The Rising Importance Of Big Data Computing Stems Fro 914949

The Rising Importance Of Big Data Computing Stems From Advances In Man

The rising importance of big-data computing stems from advances in many different technologies. Some of these include: Sensors, Computer networks, Data storage, Cluster computer systems, Cloud computing facilities, Data analysis algorithms. How do these technologies play a role in global computing and big data? Please make your initial post and two response posts substantive. A substantive post will do at least TWO of the following: Ask an interesting, thoughtful question pertaining to the topic; Answer a question (in detail) posted by another student or the instructor; Provide extensive additional information on the topic; Explain, define, or analyze the topic in detail; Share an applicable personal experience; Provide an outside source (for example, an article from the UC Library) that applies to the topic, along with additional information about the topic or the source (please cite properly in APA); Make an argument concerning the topic. At least one scholarly source should be used in the initial discussion thread. Be sure to use information from your readings and other sources from the UC Library. Use proper citations and references in your post.

Paper For Above instruction

Big data computing has revolutionized how organizations, governments, and institutions process vast amounts of heterogeneous data. The technological advances that underpin this revolution include sensors, computer networks, data storage systems, cluster computing, cloud infrastructure, and sophisticated data analysis algorithms. These innovations collectively facilitate the collection, storage, processing, and analysis of massive datasets, enabling insights that were previously unattainable.

One of the foundational technological components of big data is sensors. Sensors enable real-time data collection from physical environments, such as temperature, motion, or biometric data. For example, Internet of Things (IoT) devices embedded in smart cities gather real-time traffic, environmental, and utility data, which is then transmitted via computer networks to centralized data centers for processing (Gubbi et al., 2013). These sensors generate enormous data streams that require scalable storage and processing capabilities, highlighting the importance of advanced data storage solutions and computing power.

Computer networks form the backbone of big data transmission, connecting sensors, storage systems, and analysis platforms across geographic boundaries. High-speed networks, such as 5G and fiber optics, reduce latency and facilitate real-time data transfer, critical for applications like autonomous vehicles and smart grids (Zheng et al., 2018). These networks enable the convergence of distributed data sources, creating a unified data ecosystem essential for comprehensive analytics.

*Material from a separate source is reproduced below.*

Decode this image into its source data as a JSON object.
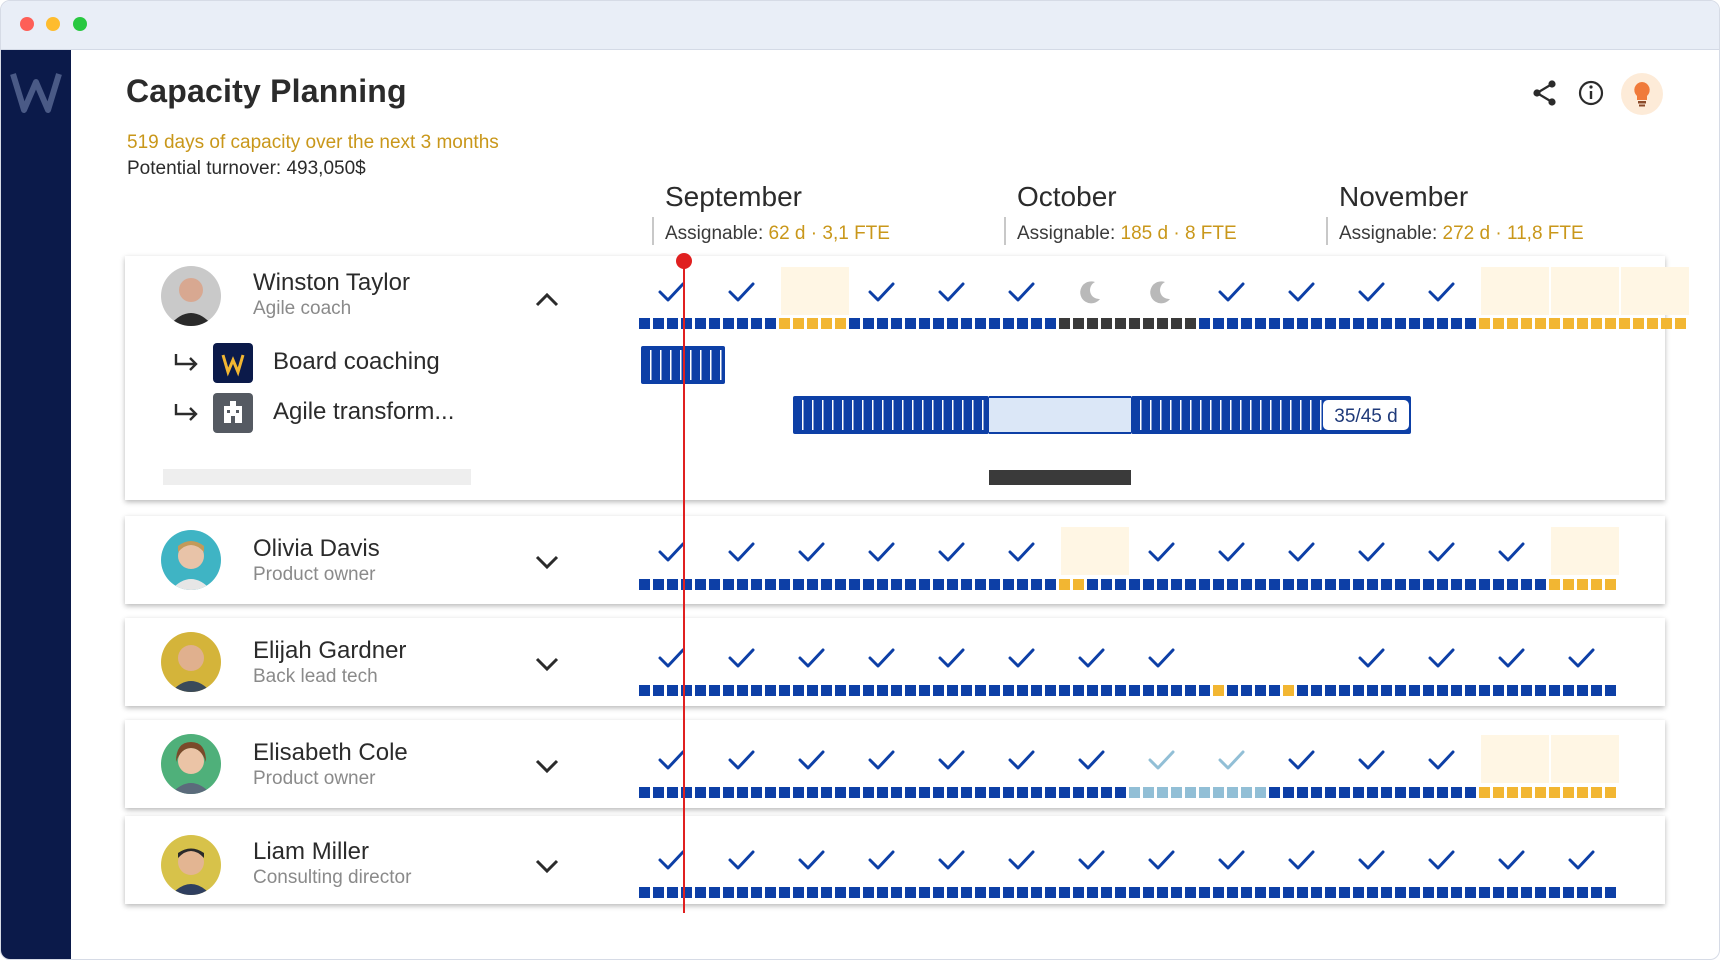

Data storage technologies have evolved to manage the volume, variety, and velocity of big data. Distributed storage systems like Hadoop Distributed File System (HDFS) and cloud-based storage solutions allow organizations to store petabytes of data efficiently. Cloud computing facilities further reduce the barriers to entry for big data processing, providing scalable computing resources on demand. Platforms like Amazon Web Services (AWS) and Microsoft Azure support big data workloads, allowing rapid provisioning of resources for processing and storage (Chen et al., 2014).

Cluster computer systems aggregate multiple computers to function as a single, powerful processing unit— essential for handling large-scale data analysis. These systems utilize parallel processing techniques to execute complex algorithms efficiently. For instance, Apache Spark is widely used for big data analytics due to its speed and in-memory processing capabilities (Zaharia et al., 2016). Such clusters facilitate the analysis of huge datasets, extracting patterns and insights in a timeframe that was previously impossible.

Data analysis algorithms, including machine learning and artificial intelligence methods, are central to interpreting big data. These algorithms enable predictive analytics, anomaly detection, sentiment analysis, and other vital functions across sectors like healthcare, finance, and marketing. For example, deep learning models analyze medical images for early disease detection, exemplifying the profound impact of advanced algorithms on global health (Litjens et al., 2017).

In summary, these interconnected technologies work synergistically to advance global computing and big data analytics. Sensors gather critical data points; networks enable rapid, reliable data transfer; storage solutions manage the data volume; cluster systems process data efficiently; and analytical algorithms turn data into actionable insights. As these technologies continue to evolve, they will further propel innovations across industries, fostering smarter, data-driven decision-making globally.

References

  • Chen, M., Mao, S., & Liu, Y. (2014). Big Data: A Survey. Mobile Networks and Applications, 19(2), 171-209.
  • Gubbi, J., Buyya, R., Marusic, S., & Palaniswami, M. (2013). Internet of Things (IoT): A Vision, Architectural Elements, and Future Directions. Future Generation Computer Systems, 29(7), 1645-1660.
  • Litjens, G., Kooi, T., Bejnordi, B. E., et al. (2017). A Survey on Deep Learning in Medical Image Analysis. Medical Image Analysis, 42, 60-88.
  • Zaharia, M., Chowdhury, M., Franklin, M. J., et al. (2016). Apache Spark: A Unified Engine for Big Data Processing. Communications of the ACM, 59(11), 56-65.
  • Zheng, Y., Rios, A., & Li, K. (2018). Future Internet of Things: Towards Smart and Connected Living. IEEE Communications Magazine, 56(8), 48-54.